Dear editor, Prime Minister Harper has never liked universal medicare and that’s why he is refusing to sign another Health Care Accord.

Dear editor,

Ah, yes.

Prime Minister Harper has never liked universal medicare and that’s why he is refusing to sign another Health Care Accord.

The latter, by the way died this week, and in case you don’t know, that was the mechanism by which the federal government paid the provinces for medicare.

When medicare began, the costs were shared 50-50 by the federal and provincial governments.

At that time, by the way, Tommy Douglas, the Father of Medicare, had highly recommended further innovations, which were never implemented, and that might have helped the bureaucrats with their financial plans.

After lowering the federal amounts paid to provinces since he came to power, now, it seems, Harper wants to force provinces to implement user-pay services, which will “balkanize” Canada.

In other words, each province may develop very different plans. With the high mobility of people, each time a person moves from one province to another they will find a different medicare situation. Probably the poorer provinces will need to have more user-pay procedures.

In 1986 Harper’s National Citizens’ Coalition called for “permitting the establishment of private medical insurance schemes and private hospitals.” (M. Dobbin, April 16, 2011)

When running for the leadership of the Alliance Party, Harper was quoted as saying, “Our health care will continue to deteriorate unless Ottawa overhauls the Canada Health Act to allow the provinces to experiment with market reforms and private health care delivery options. He is prepared to take tough positions including experimenting with private delivery in the public system.”
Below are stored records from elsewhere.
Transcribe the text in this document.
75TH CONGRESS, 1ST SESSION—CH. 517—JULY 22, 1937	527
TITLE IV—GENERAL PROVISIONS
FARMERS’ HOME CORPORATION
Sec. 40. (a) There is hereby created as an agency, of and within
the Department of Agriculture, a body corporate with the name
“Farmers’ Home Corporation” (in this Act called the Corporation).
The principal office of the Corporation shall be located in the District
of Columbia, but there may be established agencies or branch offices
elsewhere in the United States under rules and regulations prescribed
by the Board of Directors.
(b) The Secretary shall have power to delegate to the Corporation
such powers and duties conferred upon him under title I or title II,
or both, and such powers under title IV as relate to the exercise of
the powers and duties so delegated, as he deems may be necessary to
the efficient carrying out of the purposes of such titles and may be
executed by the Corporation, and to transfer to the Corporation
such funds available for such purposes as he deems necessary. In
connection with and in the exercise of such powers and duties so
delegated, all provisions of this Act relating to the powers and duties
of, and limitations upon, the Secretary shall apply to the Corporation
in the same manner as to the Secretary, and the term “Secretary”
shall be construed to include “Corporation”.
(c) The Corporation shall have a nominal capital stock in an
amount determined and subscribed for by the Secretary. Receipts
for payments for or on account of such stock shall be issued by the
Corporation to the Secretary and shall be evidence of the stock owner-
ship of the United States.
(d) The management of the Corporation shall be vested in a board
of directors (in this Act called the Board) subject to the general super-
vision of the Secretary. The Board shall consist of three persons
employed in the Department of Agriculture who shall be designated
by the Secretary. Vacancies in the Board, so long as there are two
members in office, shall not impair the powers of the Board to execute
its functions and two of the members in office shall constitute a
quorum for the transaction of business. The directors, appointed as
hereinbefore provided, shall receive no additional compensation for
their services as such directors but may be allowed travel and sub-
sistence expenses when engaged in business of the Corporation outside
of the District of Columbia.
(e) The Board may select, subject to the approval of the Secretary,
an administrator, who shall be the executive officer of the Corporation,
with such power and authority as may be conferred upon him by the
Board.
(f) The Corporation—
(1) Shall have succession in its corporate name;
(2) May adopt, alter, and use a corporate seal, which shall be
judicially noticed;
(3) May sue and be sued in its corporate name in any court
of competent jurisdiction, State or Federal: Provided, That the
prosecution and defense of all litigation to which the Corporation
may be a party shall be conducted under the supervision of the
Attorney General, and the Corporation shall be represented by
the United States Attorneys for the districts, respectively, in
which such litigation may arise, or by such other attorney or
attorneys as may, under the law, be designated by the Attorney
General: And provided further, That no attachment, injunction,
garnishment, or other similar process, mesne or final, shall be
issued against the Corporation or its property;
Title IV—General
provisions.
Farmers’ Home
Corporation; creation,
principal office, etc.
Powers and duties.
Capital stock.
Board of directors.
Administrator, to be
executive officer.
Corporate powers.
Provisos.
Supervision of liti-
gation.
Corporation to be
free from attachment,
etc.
In 2001, Harper attacked the appointment of Roy Romanow’s Commission into the future of medicare. (Speech to the Canadian Institute of Plumbing and Heating. June 27, 2001.)

He said there should be “private delivery options within the public system.” He apparently doesn’t even like to use the word “medicare.”

He ordered Health Minister Leona Aglukkaq not to attend the meeting of the Canadian Medical Association, breaking a 25-year Canadian tradition of federal health ministers attending the CMA’s meetings.

It is scary that it seems Harper wants his legacy to be the death of universal medicare, when that is what most Canadians value the most. His latest nail in the coffin is his refusal to sign the Health Accord, which would ensure the ongoing future of medicare.